Words are my gift and my passion. I speak a lot, read a lot and write a lot.
I have realised that my journalling, blog and scrapbooks may be affecting my life.
Where a person who isn't an obsessive, compulsive 'journaller' may not even be able to tell you what they did yesterday; someone who is compulsive about recording their life, like I am, will be able to tell you when they went to the doctor, how much it rained on March 1st 2009 and how many haircuts they had in a year.
A journal is a record of thoughts and events and for most people it is often a haphazard project over the years. I began on of my most detailed journals when I began dating my first serious boyfriend at age 15. This journal took the form of daily letters, dutifully carried between us by his obliging sister (my best friend). When my marriage to him eventually broke up, I sat and cried, as I destroyed all the letters and my hopes and dreams. They were no longer part of my life and now over 22 years later I do not regret the destruction, but mourn the memories lost. It was however, at the time an essential ending to that part of my life.
My next serious journal began as I started my new life with a new partner and my now husband of 21 years. Over the years I have written journals covering my children's first few year's of life, major moves, dramas and upsets. Some of them are books filled to the brim with words, others just have a few pages written on and then abandoned.
Then I discovered scrapbooking - it was a match made in heaven. My passion for photography could be combined with my love or writing and the journal album was born. I discovered calendar pages and with these I could record the mundane but interesting events of our lives; which child had tonsillitis, when the car was service and so on. The 'big' events were captured with photographs and words, but the little things that make up our daily existence also had their place.
Boxes and boxes of photos and memorabilia filled my house. I collected brochures and postcards from trips, these made their way into the albums, but I often kept a spare copy - just in case! Not content with one copy, I always printed two copies of each photo so my children would be able to have their own record. There are three of them and a single album cannot be split three ways, so one day they would be able to make their own memory album, using my original as a reference.
The next step for me in this process was discovering blogging. Every day I could connect online and share my thoughts, inspirations or just daily happenings and I seem to have a lot of these. Not content with just posting something, I copied and saved each post to a file and then saved it onto disc; because who knows when I might want to look back and read what I was thinking, doing, saying on any particular day?
Now I have achieved the ultimate height - the digital photo album. With nearly 80 pages of photos and journalling covering just 83 days of this year alone, my obsession is exposed. Every event is photographed or written about, added to the calendar, photos uploaded immediately onto the computer and scrap booked.
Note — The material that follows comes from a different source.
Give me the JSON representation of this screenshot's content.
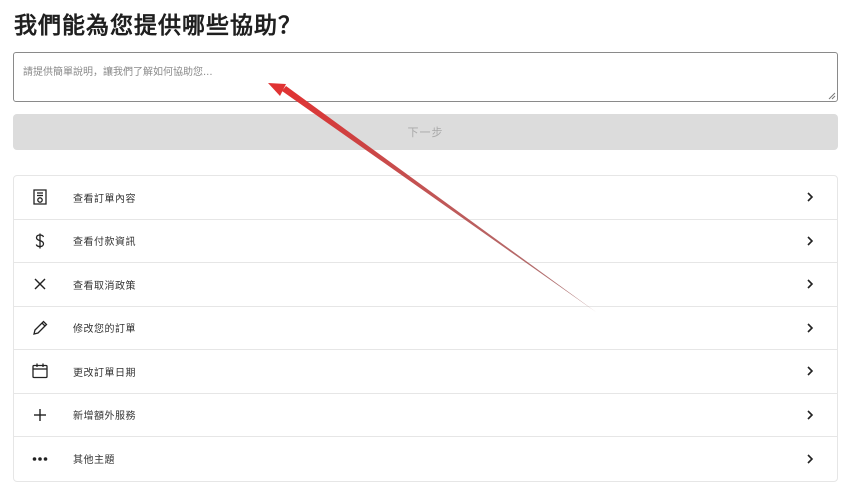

There is a positive of this obsession; I have beautiful, wonderful memory albums of our lives. The ups and downs, the good and the bad, the exciting and the ordinary and when needing a trip down memory lane all I need to do is pick up an album.
The negative of this obsession is that I have at my finger tips so much information about my life.
Details that most people need to forget; information that is irrelevant. We often only remember the highlights (good and bad) of our life; because it is by doing so that we are not overwhelmed by what seems to be an accumulated life of issues and things to overcome. The fact that the car broke down twice in a month would normally be forgotten and only the drive to the picnic spot remembered; but I remember everything and my memory is full.
So is it a blessing or a curse? I still don't know. Am I going to stop writing, journalling and recording? I just don't know; but at least I have paused and now will consider what to do next. Or maybe I will just write about it!
6 comments:
This is true in so many ways, but oh so funny in other ways. YOU stop writing, can't see it happening before the world comes to an end. You love to write, you are good at it, and I think you would feel totally lost if you could not record your feelings and thoughts either electronically with your family and friends, or privately in your own little journal. Keep on writing, please, I for one look every day to see if you have posted something.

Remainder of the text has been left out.